Now let’s look again at the more complex statements from the beginning: If we want to compare the sentences „She came home and painted her nails“ and „He came home and painted his nails“ we expect the perplexity of the first sentence to be lower (i.e. less confusing) compared to the second one (men who paint their nails are confusing). Let’s assume that we are interested in this „nail painting gender difference“.

Now we have a problem (and this is also the reason why we can’t use a standard LLM library to do the work): We are actually only interested in the likelihood of the last part („she/he painted her/his nails“), but under the condition of the first part. But our perplexity for the full sentence is something different: it measures the likelihood of the full sentence. This could be very relevant, as the likelihoods of „she came home“ and „he came home“ could be quite different (and we are not interested in this difference). It would not even help to reduce the two sentences to „She painted her nails“ and „He painted his nails“, because there is already a difference in the frequency for „she“ and „he“ appearing at the beginning of sentences in the corpus. And maybe we really want to keep the leading „He/she came home and“ part to restrict the measurement on „She painted her nails“ to a „home context“.

Therefore we must calculate the probabilities using the full sentence, but the perplexity should be only calculated with the part of the sentence we want to measure.

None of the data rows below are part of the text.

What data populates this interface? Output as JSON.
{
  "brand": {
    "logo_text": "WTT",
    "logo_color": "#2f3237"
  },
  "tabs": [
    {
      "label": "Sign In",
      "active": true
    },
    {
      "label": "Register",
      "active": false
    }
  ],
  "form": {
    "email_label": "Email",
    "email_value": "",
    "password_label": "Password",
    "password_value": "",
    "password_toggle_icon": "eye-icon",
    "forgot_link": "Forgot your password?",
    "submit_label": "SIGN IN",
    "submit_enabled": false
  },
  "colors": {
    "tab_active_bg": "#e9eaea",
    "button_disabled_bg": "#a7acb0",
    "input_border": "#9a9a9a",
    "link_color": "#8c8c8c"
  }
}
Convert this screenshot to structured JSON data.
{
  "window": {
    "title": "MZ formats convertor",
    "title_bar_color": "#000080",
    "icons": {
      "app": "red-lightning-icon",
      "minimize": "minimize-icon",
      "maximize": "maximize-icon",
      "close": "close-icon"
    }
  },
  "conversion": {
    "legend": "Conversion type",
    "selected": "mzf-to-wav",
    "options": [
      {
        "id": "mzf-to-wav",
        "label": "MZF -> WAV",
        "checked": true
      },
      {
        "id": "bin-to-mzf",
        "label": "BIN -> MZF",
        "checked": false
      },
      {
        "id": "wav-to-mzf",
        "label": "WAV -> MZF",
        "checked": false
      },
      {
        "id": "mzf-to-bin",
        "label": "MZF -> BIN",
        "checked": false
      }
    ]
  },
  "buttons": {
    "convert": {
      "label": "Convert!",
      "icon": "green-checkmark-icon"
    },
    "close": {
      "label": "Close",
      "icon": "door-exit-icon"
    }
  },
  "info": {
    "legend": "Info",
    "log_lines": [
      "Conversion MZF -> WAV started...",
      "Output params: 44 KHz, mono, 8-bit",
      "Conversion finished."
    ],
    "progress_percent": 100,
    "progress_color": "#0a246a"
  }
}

SAILSS offers for this purpose a special symbol („||“) which can be introduced into the prompt (= text under investigation):

„||She came home and ||painted her nails“

The symbol || toggles the inclusion of sentence parts into the calculation of the perplexity. In the example, the calculation is immediately switched off at the beginning of the sentence and then switched on again before „painted“. In this example the libary will calculate:

L(„painted her nails“ | “She came home and“) =
P(„painted“ | “She came home and“) * P(„her“ | “She came home and painted“) * P(„nails“ | “She came home and painted her“)

and from this:

$$ PPL = \frac{1}{\sqrt[3]{L}} $$

In the next blog post we will look at some examples how SAILSS can be used and what kind of outputs it can produce.

Stay tuned!


[1] On a computer, the perplexity is usually computed using a different (but equivalent) formula to avoid numerical instabilities.